Working with certain institutions to avoid the balance sheet reporting requirements,
these consultations completed on a case-by-case and confidential basis
do not provide the transparency or certainty needed to ensure SB 121's requirements
are consistently applied across different institutions.
They said the use of staff guidance instead of notice and comment rulemaking was, quote,
not appropriate and violates both the spirit and the letter of the Administrative Procedure Act.
The letter gathered 29 signatures from Republican House members and a further 13 from the Senate,
just to give an idea of how many lawmakers will be lining up to take their shot at Gensler's SEC this week.
Also getting out ahead of the hearing, Republican Commissioner Mark Yuwita sat down with Eleanor Territ of Fox Business
to give his views on SEC overreach.
Making his position extremely clear, he said,
we have not provided the rules of the road for crypto other than to declare they are nearly all securities,
nor have we provided a practical pathway to comply with our rules.

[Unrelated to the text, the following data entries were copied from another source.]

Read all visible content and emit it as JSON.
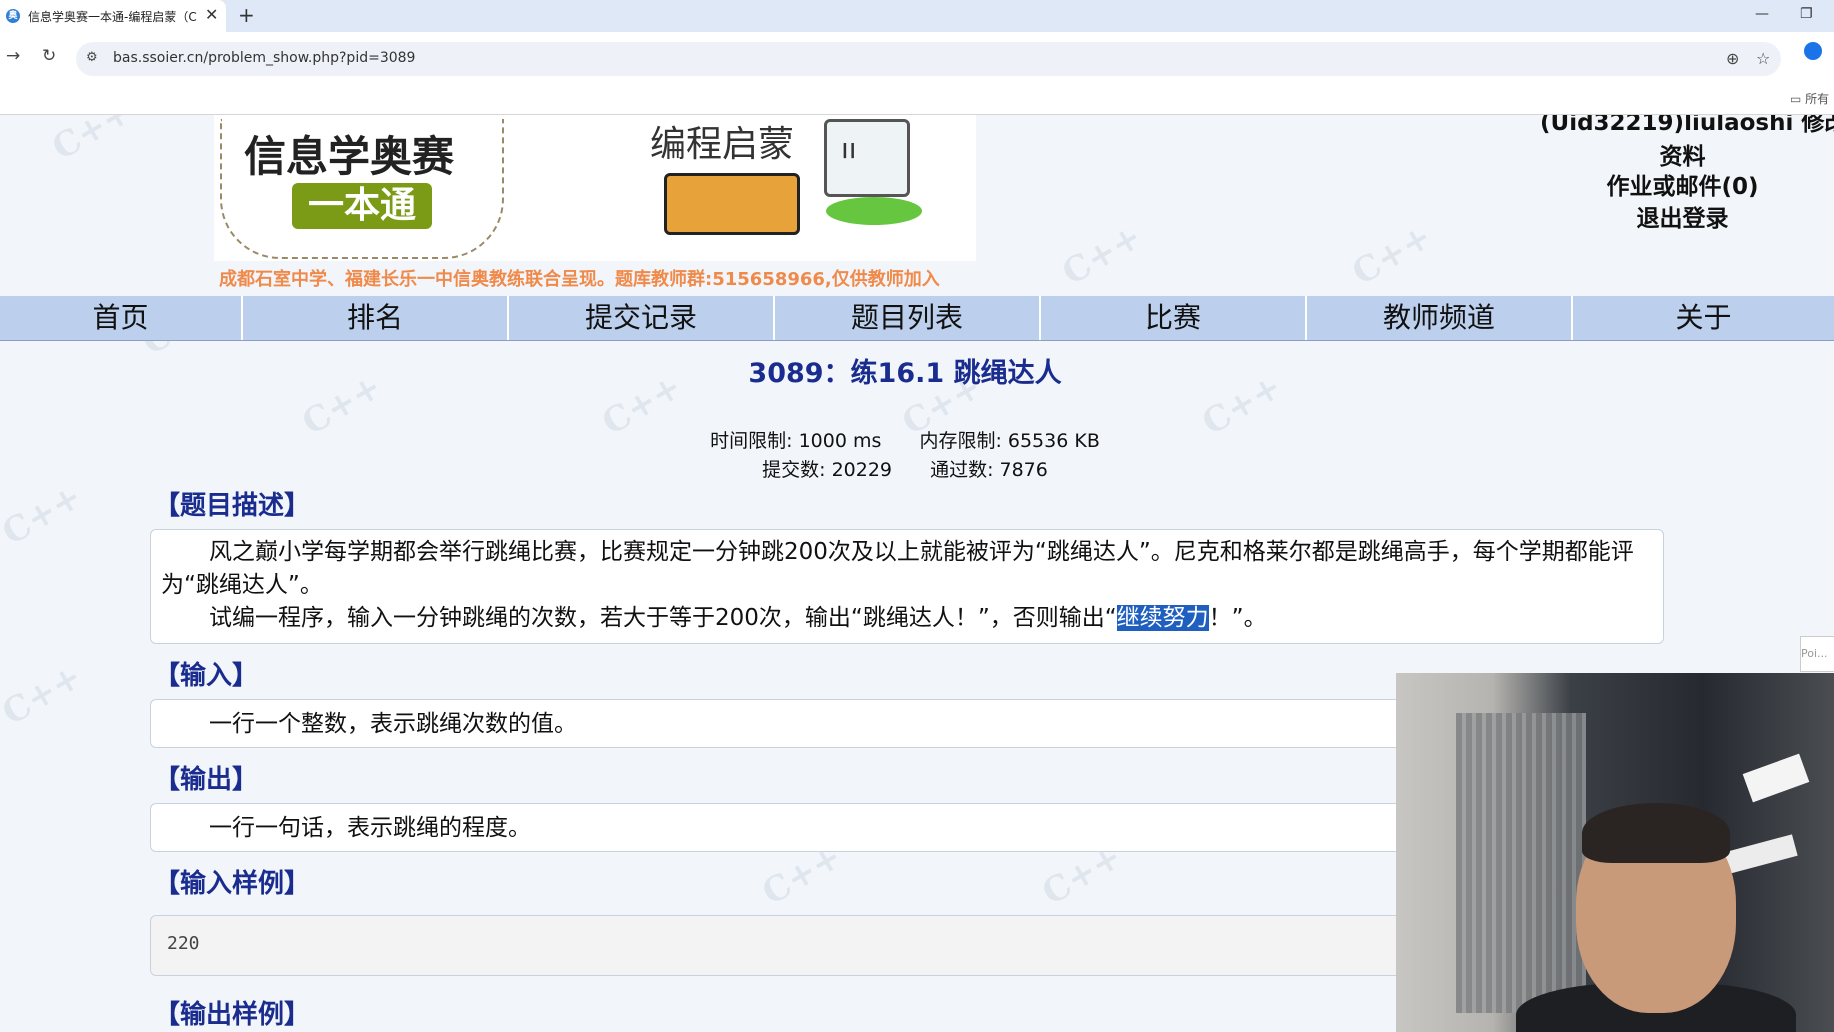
{
  "browser": {
    "tab_title": "信息学奥赛一本通-编程启蒙（C",
    "tab_close": "✕",
    "new_tab": "+",
    "url": "bas.ssoier.cn/problem_show.php?pid=3089",
    "bookmarks_label": "所有",
    "icons": [
      "back-icon",
      "reload-icon",
      "site-info-icon",
      "zoom-icon",
      "star-icon",
      "profile-icon",
      "folder-icon"
    ]
  },
  "header": {
    "logo_title": "信息学奥赛",
    "logo_sub": "一本通",
    "logo_right": "编程启蒙",
    "tagline": "成都石室中学、福建长乐一中信奥教练联合呈现。题库教师群:515658966,仅供教师加入",
    "user": {
      "name": "(Uid32219)liulaoshi",
      "edit": "修改",
      "profile": "资料",
      "homework": "作业或邮件(0)",
      "logout": "退出登录"
    }
  },
  "nav": [
    "首页",
    "排名",
    "提交记录",
    "题目列表",
    "比赛",
    "教师频道",
    "关于"
  ],
  "problem": {
    "title": "3089：练16.1 跳绳达人",
    "time_limit": "时间限制: 1000 ms",
    "memory_limit": "内存限制: 65536 KB",
    "submissions": "提交数: 20229",
    "accepted": "通过数: 7876",
    "sections": {
      "description": "【题目描述】",
      "input": "【输入】",
      "output": "【输出】",
      "sample_input": "【输入样例】",
      "sample_output": "【输出样例】"
    },
    "description_p1": "风之巅小学每学期都会举行跳绳比赛，比赛规定一分钟跳200次及以上就能被评为“跳绳达人”。尼克和格莱尔都是跳绳高手，每个学期都能评为“跳绳达人”。",
    "description_p2_before": "试编一程序，输入一分钟跳绳的次数，若大于等于200次，输出“跳绳达人！”，否则输出“",
    "description_p2_highlight": "继续努力",
    "description_p2_after": "！”。",
    "input_text": "一行一个整数，表示跳绳次数的值。",
    "output_text": "一行一句话，表示跳绳的程度。",
    "sample_input_value": "220"
  },
  "side_stub": "Poi..."
}
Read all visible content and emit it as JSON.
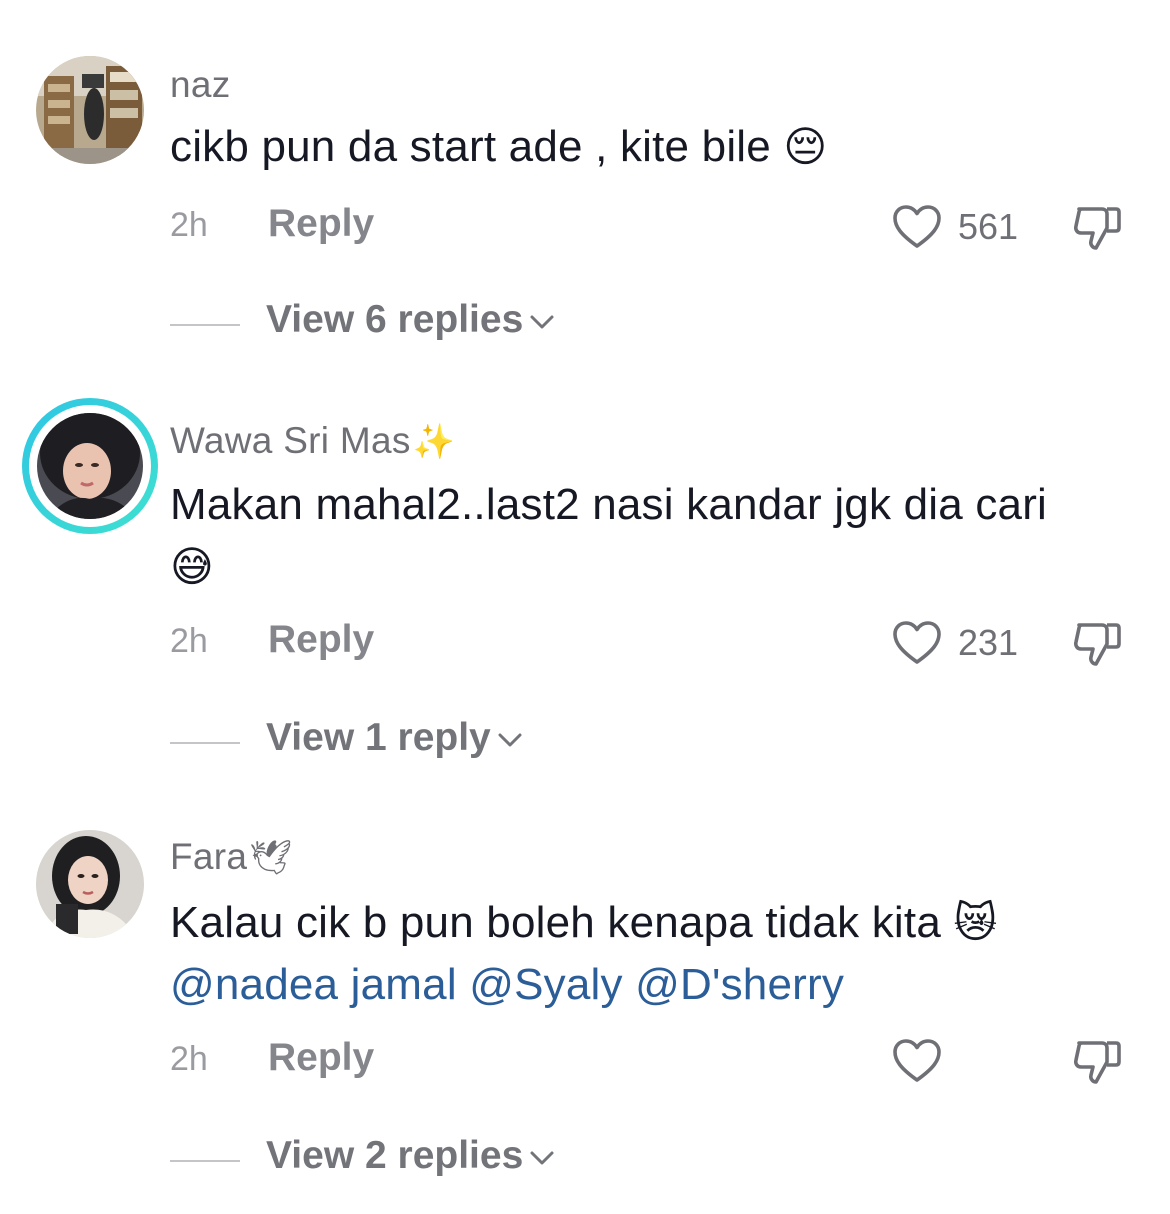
{
  "comments": [
    {
      "username": "naz",
      "username_deco": "",
      "text": "cikb pun da start ade , kite bile",
      "text_emoji": "😔",
      "time": "2h",
      "reply_label": "Reply",
      "likes": "561",
      "view_replies_label": "View 6 replies",
      "avatar_story_ring": false
    },
    {
      "username": "Wawa Sri Mas",
      "username_deco": "✨",
      "text": "Makan mahal2..last2 nasi kandar jgk dia cari",
      "text_emoji": "😅",
      "time": "2h",
      "reply_label": "Reply",
      "likes": "231",
      "view_replies_label": "View 1 reply",
      "avatar_story_ring": true
    },
    {
      "username": "Fara",
      "username_deco": "🕊",
      "text": "Kalau cik b pun boleh kenapa tidak kita",
      "text_emoji": "😿",
      "mentions": [
        "@nadea jamal",
        "@Syaly",
        "@D'sherry"
      ],
      "time": "2h",
      "reply_label": "Reply",
      "likes": "",
      "view_replies_label": "View 2 replies",
      "avatar_story_ring": false
    }
  ],
  "colors": {
    "text": "#161823",
    "secondary": "#6f7076",
    "mention": "#2b5d98",
    "story_ring": "#2fc6e4"
  },
  "icons": [
    "heart-outline-icon",
    "thumbs-down-outline-icon",
    "chevron-down-icon"
  ]
}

Instead, we have wasted time and money on crypto enforcement actions that provide limited guidance
at best. At the same time, we are using enforcement resources on crypto. The commission is falling short
in protecting seniors from relationship and affinity scams, which can be devastating when their
retirement investments are stolen, presuming that everyone in the market is a potential scammer and
fraudster until proven innocent is the wrong course of action and not the American way.
We also have some new data from paradigm dissecting the patterns in SEC enforcement actions.
They called their report, regulation by enforcement isn't just a meme and set out to demonstrate
the reality of the situation. Lawyers at the firm looked at all 171 crypto enforcement
actions conducted since 2015, with a focus on seeing how the tactics have shifted since Gensler took
office. They found that cases are now far more likely to go to court. The report said,
litigation has always been one of the SEC's primary tools for enforcement. What is novel here is that the
SEC is using litigation to decide policy instead of going through the process of finalizing
rules after they have gone out for public comment. Another key finding was that under Gensler,
the SEC has gone after individuals more often. The report suggested, there's nothing inherently wrong with
the SEC going after individuals. What's problematic is that the SEC under Chair Gensler is pursuing
a barbell strategy of pairing its actions against the largest and most successful companies in the
industry on issues related to institutional registration, with an increased focus on going after
individuals who lack the resources and incentives to defend themselves on matters pertaining to the
issuance of alleged securities. They suggested the goal is to maximize deterrence rather than to minimize
harm. A key example of this would be the focus on going after celebrity defendants like
Kim Kardashian for promoting crypto products rather than the perpetrators of actual fraud.
Finally, paradigm found that the SEC has preferred to go after large intermediaries rather than
individual token issuers. The report stated, in doing so, the SEC is attempting to maximize its leverage
to bring the entire ecosystem to heal and litigating the legal status of specific tokens in the absence
of the token issuers, which are the party's best position to defend the claims.
None of these findings are particularly novel for anyone that has been watching the SEC's
rampage over the past two years, but it's useful to have solid data to back up industry opinion.
Paradigm concluded, despite Chair Gensler and his advocates saying nothing has changed about
the SEC's approach to crypto, the empirical evidence is suggestive of the opposite.
So if it feels like this is all prelude to the big hearing happening on Tuesday, you're not wrong.
I'm currently traveling, so we're going to cut this one a little bit short this week,
but we will have plenty to talk about in the days to come as we get more from that hearing.
For now, it feels like we're reaching something of a crescendo when it comes to this SEC,
and boy, am I excited to move past to the other side.
For now, though, that's going to do it for today's breakdown.